If you’re a therapist, chances are you’ve heard over and over again about the importance of self-care not only for your clients, but for yourself as well. You may be wondering what exactly does that mean? What does self-care look like? How can we tell we are taking care of ourselves to avoid burnout or compassion fatigue? To help figure out what you are doing, take this quick and easy self-care assessment below.

Take Self Care Assessment: http://socialwork.buffalo.edu/content/dam/socialwork/home/self-care-kit/lifestyle-behaviors.pdf

Here are a few helpful tips to stay on track:

Develop a Self-Care plan- Be prepared

Just like you would have a client develop a safety plan in times of stress, it could be helpful to do this for your Self-care as well. Think about who you could call and what you could do if you felt extremely stressed. Refer back to the Self-care coping strategies you identified.
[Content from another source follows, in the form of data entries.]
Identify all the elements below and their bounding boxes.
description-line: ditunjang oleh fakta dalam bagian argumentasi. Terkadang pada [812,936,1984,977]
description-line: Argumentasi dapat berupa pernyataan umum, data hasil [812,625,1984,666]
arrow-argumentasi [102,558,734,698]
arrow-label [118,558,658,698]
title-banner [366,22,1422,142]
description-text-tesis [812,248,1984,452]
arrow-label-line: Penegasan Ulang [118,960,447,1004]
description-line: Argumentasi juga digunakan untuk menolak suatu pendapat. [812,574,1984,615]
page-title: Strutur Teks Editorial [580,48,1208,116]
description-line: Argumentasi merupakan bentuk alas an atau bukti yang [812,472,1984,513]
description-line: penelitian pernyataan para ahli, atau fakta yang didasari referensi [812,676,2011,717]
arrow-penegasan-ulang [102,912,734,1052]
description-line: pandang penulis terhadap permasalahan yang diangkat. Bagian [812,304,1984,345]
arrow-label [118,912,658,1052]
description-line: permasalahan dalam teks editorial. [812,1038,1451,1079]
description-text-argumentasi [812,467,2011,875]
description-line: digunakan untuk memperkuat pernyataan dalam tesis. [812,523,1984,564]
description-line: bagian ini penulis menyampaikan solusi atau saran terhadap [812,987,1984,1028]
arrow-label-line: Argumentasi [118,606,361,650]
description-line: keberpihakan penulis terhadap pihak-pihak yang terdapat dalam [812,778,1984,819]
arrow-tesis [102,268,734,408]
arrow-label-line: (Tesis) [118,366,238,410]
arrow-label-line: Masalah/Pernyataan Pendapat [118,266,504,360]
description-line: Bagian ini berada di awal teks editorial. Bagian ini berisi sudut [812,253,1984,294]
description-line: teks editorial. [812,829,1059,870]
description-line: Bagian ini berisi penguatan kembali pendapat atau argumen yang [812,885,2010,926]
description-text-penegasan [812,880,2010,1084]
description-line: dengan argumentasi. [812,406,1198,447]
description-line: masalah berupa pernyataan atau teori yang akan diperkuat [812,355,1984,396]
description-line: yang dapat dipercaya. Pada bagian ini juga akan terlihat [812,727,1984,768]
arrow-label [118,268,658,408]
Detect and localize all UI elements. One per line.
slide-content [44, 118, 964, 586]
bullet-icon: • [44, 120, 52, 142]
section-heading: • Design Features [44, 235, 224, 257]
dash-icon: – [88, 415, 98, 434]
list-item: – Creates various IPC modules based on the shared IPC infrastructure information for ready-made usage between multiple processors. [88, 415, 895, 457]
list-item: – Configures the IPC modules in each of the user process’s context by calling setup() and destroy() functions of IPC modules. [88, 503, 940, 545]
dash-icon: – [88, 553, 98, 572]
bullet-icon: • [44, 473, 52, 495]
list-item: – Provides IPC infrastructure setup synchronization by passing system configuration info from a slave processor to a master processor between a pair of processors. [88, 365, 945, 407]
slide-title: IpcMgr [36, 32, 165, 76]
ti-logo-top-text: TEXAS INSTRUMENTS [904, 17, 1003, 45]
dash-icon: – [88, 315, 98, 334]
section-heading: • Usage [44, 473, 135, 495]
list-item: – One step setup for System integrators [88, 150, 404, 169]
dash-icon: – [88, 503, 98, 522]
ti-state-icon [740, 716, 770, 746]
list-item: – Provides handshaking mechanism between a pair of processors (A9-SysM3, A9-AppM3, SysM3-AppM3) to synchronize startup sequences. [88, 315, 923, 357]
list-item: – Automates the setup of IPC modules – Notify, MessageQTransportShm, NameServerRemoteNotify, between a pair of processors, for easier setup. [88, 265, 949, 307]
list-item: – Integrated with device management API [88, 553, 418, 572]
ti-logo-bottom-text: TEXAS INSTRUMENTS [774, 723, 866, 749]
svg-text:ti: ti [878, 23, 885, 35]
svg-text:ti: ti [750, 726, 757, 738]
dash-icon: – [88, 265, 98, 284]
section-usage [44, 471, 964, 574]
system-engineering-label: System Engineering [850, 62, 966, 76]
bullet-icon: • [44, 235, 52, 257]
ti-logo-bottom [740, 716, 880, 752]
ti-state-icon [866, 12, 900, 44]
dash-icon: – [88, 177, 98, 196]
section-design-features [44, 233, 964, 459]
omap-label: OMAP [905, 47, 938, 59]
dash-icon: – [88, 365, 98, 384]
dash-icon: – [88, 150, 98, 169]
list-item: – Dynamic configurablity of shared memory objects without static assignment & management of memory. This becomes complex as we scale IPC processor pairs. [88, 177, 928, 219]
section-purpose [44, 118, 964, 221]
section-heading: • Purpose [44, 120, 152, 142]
Make a list of who and what to avoid when you’re faced with extreme stress.

Commit, Share, & Follow

Commit to your plan, share your plan with someone encouraging to continue keeping track of how you are doing. Self-care is an on-going process! If you find you’re still not scoring as well as you’d like, you may need to revisit your plan. Use the assessment above to continue to monitor how you score.

Self-Care Activities

If you had trouble identifying self-care strategies in the earlier steps, here are a few examples you can implement:

  • Develop a Self-Care Plan/Be Prepared

  • Eat and sleep well

  • Schedule a massage

  • Taking breaks (even if briefly) in between sessions

  • Physical activity

  • Read a book for leisure

  • Sit outside

  • Create art or write a blog

  • Meditate

  • Take a hot shower

Self-care can mean different things- it may mean mindfulness to some and making plans to others. What is important is knowing yourself, your style, and what helps you to relax and feel refreshed!